Wenn Menschen aber erleben, dass sie viermal so viele Bewerbungen schreiben müssen, dann ist das für Bewerbende ein Schlag ins Gesicht – und für Unternehmen ein Problem, weil Bewerbende demotiviert und diskriminiert werden. Dabei gibt es ein einfaches Mittel, um gegen Vorurteile im Bewerbungsverfahren umzugehen: Anonymisierte Bewerbungsverfahren. Die erhöhen nachweislich die Chancen für Frauen und für Migrant*innen auf eine Einladung zum Vorstellungsgespräch. Und da wir wissen, dass direkte Diskriminierungen nur sehr selten auftreten, vergrößert diese Eintrittskarte zum Bewerbungsgespräch auch massiv die Chancen, später eingestellt zu werden.

Anonymisierte Bewerbungsverfahren sind leicht umsetzbar. Das haben ein großes Pilotprojekt der Antidiskriminierungsstelle des Bundes, aber auch mehrere weitere Projekte auf Landesebene in den vergangenen Jahren gezeigt. In anonymisierten Bewerbungsverfahren beantworten Bewerbende in einem Online-Formular Fragen zu ihrer Qualifikation und Ausbildung, aber auch zu ihrer Motivation. Fotos sowie persönliche Daten zum Alter, Geschlecht, Familienstand oder Herkunft werden nicht erhoben. Die Einladung zum Vorstellungsgespräch bzw. Eignungstest erfolgt dann ausschließlich aufgrund der Angaben zur Qualifikation und Motivation. Die vollständigen Bewerbungsunterlagen erhalten die Personalverantwortlichen nach erfolgter Auswahl als Vorbereitung für die persönlichen Gespräche.

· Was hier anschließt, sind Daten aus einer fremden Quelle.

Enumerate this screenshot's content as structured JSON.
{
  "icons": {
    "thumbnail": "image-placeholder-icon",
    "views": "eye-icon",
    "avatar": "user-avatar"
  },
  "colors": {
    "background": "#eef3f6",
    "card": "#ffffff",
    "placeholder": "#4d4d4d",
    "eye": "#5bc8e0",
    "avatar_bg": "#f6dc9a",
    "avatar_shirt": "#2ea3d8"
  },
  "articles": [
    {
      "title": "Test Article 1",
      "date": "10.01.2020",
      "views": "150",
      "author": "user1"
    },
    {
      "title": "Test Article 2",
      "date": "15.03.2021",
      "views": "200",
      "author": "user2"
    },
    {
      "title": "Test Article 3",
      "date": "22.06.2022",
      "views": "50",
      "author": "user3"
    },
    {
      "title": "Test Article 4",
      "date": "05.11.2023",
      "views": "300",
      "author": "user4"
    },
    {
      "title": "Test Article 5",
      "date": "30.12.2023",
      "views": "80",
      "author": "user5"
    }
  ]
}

Anonymisierte Bewerbungsverfahren erhöhen nachweislich die Qualität der Bewerbungen. Sie lassen zielgenaue Abfragen zur Motivation und zur Qualifikation zu. Und sie machen es vielen Menschen überhaupt erst möglich, im Bewerbungsgespräch mit ihrer Persönlichkeit zu punkten.

Es gibt zunehmend Arbeitgeber, die das erkennen – so stellt die Berliner Verwaltung perspektivisch auf anonymisierte Verfahren um, auch viele weitere öffentliche Arbeitgeber wie Kommunen und Landkreise setzen auf das Verfahren. Die private Wirtschaft ist hier leider noch nicht so weit, auch wenn einige Unternehmen wie Siemens immerhin auf Fotos verzichten. International ist das längst üblich, private Informationen haben hier zu Recht nichts zu suchen, denn mit der Qualifikation haben sie rein gar nichts zu tun.

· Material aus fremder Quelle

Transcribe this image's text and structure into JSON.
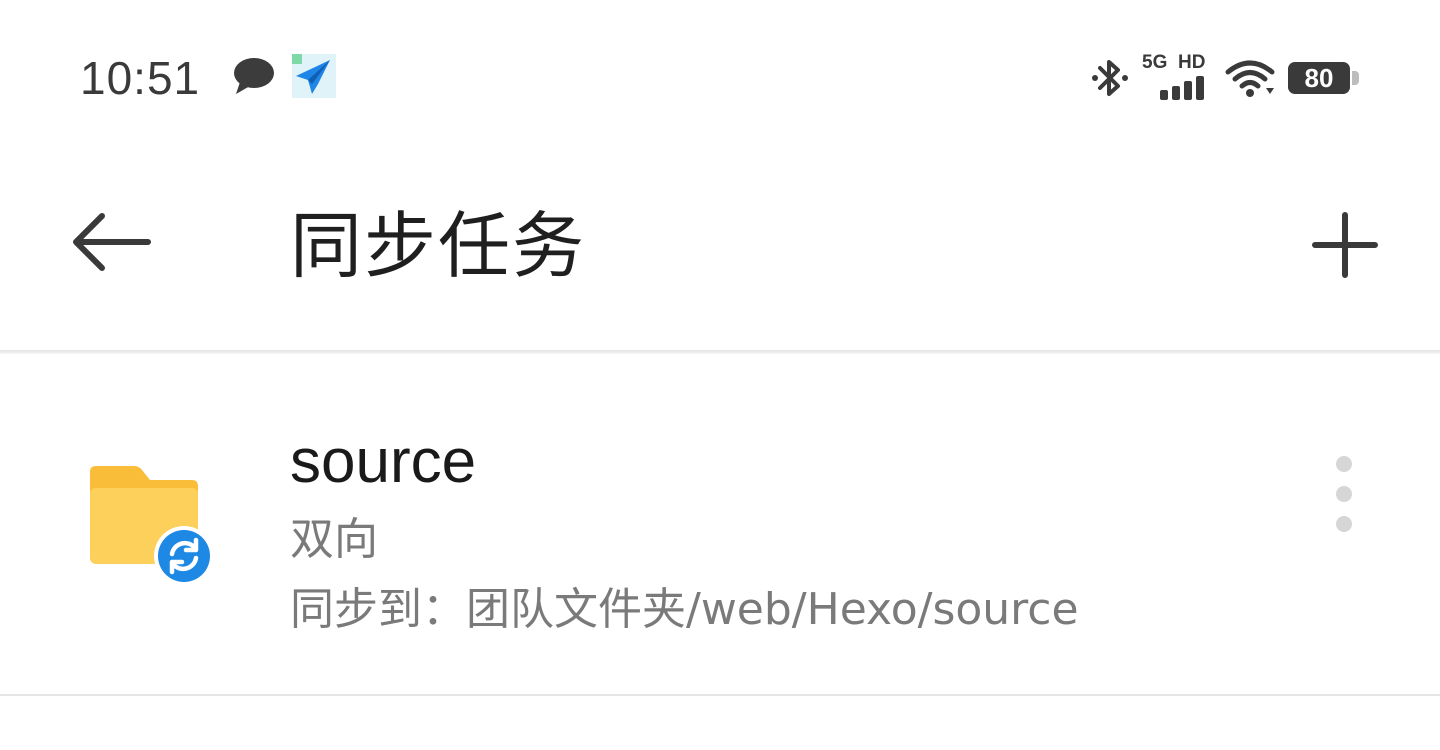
{
  "status_bar": {
    "time": "10:51",
    "left_icons": [
      "chat-bubble-icon",
      "paper-plane-icon"
    ],
    "network_type": "5G",
    "hd_label": "HD",
    "battery_level": "80",
    "right_icons": [
      "bluetooth-icon",
      "signal-icon",
      "wifi-icon",
      "battery-icon"
    ]
  },
  "app_bar": {
    "title": "同步任务",
    "back_icon": "arrow-left-icon",
    "add_icon": "plus-icon"
  },
  "tasks": [
    {
      "name": "source",
      "mode": "双向",
      "destination_label": "同步到：",
      "destination_path": "团队文件夹/web/Hexo/source",
      "icon": "folder-sync-icon",
      "more_icon": "more-vertical-icon"
    }
  ],
  "colors": {
    "folder": "#FDD05C",
    "folder_tab": "#F9BD3A",
    "sync_badge": "#1E88E5",
    "title_text": "#1f1f1f",
    "secondary_text": "#7a7a7a",
    "divider": "#e6e6e6"
  }
}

Es ist an der Zeit, auch bei Bewerbungsverfahren endlich in der Gegenwart anzukommen, die längst von einer vielfältigen Gesellschaft geprägt ist. Eine solche Gesellschaft braucht faire Chancen – für alle.

Sebastian Bickerich ist Sprecher der Antidiskriminierungsstelle des Bundes. Vorher arbeitete er im Bundespräsidialamt und war Redakteur beim Berliner „Tagesspiegel“.